I received a mail from yahoo titled, ‘Important’. Quickly, I  opened it, curious to see what important message yahoo has for me, whereupon I saw written in a box with a blue background, “Yahoo Account update Dear user”. It went further, “We recommend that you verify and update your account within 48 hours to avoid de-activation. Update-Now Thanks for taking time to update your account.” I was expected to click on ‘Update now’ to process the update. However, the background and message looked so different to me.  Messages from Yahoo usually come with graphics and they usually give their US address at end of it all. This one had no address whatever. Moreover, are those with yahoo account referred to as users or subscribers? Everything about this ‘Yahoo’ message looked so queer to me. So I took no action.

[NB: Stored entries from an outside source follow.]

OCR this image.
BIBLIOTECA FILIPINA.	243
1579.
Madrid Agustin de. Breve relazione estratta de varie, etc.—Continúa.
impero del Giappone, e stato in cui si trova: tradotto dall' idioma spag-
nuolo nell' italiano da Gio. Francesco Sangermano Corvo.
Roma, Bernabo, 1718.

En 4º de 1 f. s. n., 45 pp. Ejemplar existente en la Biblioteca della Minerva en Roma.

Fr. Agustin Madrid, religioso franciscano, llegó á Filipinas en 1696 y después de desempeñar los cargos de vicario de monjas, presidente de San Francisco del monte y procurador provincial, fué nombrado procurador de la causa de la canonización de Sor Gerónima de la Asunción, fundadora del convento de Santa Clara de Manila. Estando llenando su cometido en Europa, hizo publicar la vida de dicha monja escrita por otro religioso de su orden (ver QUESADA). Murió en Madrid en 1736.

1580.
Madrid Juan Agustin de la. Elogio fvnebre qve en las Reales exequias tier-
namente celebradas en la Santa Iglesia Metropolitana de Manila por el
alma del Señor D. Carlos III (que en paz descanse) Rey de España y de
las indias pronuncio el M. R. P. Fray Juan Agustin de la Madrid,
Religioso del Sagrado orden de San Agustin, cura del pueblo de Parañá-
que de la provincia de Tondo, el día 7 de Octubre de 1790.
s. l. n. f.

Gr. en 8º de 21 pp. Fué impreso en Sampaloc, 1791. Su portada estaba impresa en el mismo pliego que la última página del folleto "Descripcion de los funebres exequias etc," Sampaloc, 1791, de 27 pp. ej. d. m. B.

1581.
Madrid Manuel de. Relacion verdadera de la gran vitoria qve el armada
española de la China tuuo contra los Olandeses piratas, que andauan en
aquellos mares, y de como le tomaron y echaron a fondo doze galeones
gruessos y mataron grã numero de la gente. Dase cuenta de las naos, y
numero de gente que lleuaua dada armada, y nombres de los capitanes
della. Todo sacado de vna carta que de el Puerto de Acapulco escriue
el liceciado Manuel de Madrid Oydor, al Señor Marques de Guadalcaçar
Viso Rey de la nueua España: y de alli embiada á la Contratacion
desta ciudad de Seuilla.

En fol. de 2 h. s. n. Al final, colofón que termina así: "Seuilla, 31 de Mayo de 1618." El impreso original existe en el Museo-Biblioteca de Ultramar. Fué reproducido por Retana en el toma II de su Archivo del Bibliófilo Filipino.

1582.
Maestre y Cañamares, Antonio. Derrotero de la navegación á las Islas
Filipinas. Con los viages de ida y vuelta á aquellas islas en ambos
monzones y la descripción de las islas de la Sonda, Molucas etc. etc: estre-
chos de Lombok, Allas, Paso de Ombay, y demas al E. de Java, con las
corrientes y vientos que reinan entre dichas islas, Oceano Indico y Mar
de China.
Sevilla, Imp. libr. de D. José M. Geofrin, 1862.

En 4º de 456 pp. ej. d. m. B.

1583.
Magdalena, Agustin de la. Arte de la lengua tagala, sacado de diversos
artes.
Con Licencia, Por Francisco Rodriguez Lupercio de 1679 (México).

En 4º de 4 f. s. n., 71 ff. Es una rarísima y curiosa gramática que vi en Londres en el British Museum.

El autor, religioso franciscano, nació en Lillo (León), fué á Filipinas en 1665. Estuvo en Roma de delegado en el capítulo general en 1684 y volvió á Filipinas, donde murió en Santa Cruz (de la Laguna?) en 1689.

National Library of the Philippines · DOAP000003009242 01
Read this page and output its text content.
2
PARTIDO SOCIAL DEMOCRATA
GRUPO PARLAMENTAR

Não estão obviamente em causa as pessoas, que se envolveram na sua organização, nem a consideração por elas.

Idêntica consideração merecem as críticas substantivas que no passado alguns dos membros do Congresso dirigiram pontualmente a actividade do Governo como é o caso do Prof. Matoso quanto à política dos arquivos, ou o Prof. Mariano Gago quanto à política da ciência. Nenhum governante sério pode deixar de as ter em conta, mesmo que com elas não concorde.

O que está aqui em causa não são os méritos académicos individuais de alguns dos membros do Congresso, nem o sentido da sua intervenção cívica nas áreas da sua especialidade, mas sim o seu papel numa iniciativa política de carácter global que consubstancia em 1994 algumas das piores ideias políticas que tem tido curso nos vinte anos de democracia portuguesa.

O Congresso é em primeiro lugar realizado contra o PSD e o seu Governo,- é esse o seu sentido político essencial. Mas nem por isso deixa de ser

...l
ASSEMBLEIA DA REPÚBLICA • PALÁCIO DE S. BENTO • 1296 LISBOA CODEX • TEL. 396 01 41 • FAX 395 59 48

Till this day, the account is still active, not de-activated, am still using it.

Away from fraudulent proposals, here are examples of some interesting business proposals I got in my inbox.  From a “Chinese friend”, this one is titled ‘when life is dull remember the original dream’.  It read, “Hello, we are specialized in the production of rayon printing fabrics, clothing manufacturers. We deliver goods quickly and the price is favorable. If you are interested, you can send me the request. Looking forward to your reply. Best regards! Name: Zhao Guaying”. Physical address and Wechat number in China was provided. Of course am not interested as I do not have the funds for such international business.  But it looks interesting. Here is another. “Dear Friend, Good day! This is Lily from Xuzhou Glass Co., Ltd. We are manufacturer of glass bottles and glass jars. We also produce a lot of mason jars, we write this email is want to see if you have interest to buy empty honey jars from China. If you need we can send you our samples for your reference”. They thereafter provided detailed explanation about their company including technical details. They also provided their physical address, company name, website and telephone number. Wonderful. Due to space constraints I have only cited a few.

From the above, however, it is obvious that  Chinese manufacturers are well aware of Nigeria’s huge market and appear to be scrambling to have a share of it. Nonetheless, I advice that they direct their solicitous letters to the Nigeria Chamber of Commerce, Industry, Mines and Agriculture (NACCIMA) and deal directly with them. That way they would get genuine, capable buyers and investors to patronize them.